Hale Farm and Village

Walking through the Hale Farm and Village, visitors can hear the clanging of a blacksmith's hammer, feel the heat of a glassblower's kiln, and smell freshly cut timber from a woodworker's shop. The Hale Farm and Village is a living outdoor history museum that educates visitors about daily life in the nineteenth-century Western Reserve. The farm and village contain a collection of restored structures, including a church, log schoolhouse, law office, and several craft shops. In 1957, the Western Reserve Historical Society received the Hale Farm as a donation from Clara Belle Ritchie, the great-granddaughter of the farm's first owner Jonathan Hale. In the 1950s, the farm consisted of an 1825 brick home and surrounding outbuildings. Rather than risk the loss of her family's home and history, Ritchie offered the property to the WRHS on the condition that the society preserve the farm as a museum dedicated to local history.
Together, the Hale farm house and village testify to the nineteenth-century Western Reserve experience.

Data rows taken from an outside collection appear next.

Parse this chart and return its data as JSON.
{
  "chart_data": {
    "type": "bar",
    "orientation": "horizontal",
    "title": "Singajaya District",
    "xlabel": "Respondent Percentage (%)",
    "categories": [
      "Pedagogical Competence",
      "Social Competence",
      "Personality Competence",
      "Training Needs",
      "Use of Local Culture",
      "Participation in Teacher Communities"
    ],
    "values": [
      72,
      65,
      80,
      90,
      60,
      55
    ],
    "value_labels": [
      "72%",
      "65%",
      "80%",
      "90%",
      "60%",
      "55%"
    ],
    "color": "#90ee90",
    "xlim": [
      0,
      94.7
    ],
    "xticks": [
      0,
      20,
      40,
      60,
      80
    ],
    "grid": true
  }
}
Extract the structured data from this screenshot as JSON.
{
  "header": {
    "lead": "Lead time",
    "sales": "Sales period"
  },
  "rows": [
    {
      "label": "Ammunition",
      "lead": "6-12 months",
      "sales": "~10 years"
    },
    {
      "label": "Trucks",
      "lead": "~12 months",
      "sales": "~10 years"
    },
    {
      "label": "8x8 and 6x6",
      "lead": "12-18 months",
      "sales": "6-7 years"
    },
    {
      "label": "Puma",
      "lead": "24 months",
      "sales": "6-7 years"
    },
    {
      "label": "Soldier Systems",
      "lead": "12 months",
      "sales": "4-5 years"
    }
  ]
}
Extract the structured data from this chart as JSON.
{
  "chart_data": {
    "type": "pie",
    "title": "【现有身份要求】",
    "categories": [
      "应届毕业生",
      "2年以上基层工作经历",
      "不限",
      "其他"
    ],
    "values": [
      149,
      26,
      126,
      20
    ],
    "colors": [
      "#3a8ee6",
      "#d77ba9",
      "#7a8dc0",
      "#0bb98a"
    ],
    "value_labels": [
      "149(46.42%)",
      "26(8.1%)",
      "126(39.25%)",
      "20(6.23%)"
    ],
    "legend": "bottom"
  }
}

At the farm house, visitors learn about the personal struggles and triumphs of Jonathan Hale and his family. The surrounding village presents additional aspects of life in the 1800s, including different forms of civic and religious participation. The church, for example, illustrates the importance of religion in the daily lives of Cuyahoga Valley settlers, while the land office teaches visitors about the area's immigration and financial history. Unlike the historic villages of Old Salem and Williamsburg, the Hale Farm and Village is a conglomeration of buildings moved to the site to represent significant elements in public and private nineteenth-century life.
In the later twentieth century, historians and history museum educators became increasingly concerned with representing the lives of ordinary people, rather than exclusively the rich, powerful, or famous. Museums like the Hale Farm and Village exemplify this more recent approach to history, which justified the preservation of a home and property that represented neither a grand form of architecture, nor the site of a famous man. The Hale Farm and Village, instead, emphasizes the interpretation and recreation of daily life, including family and community.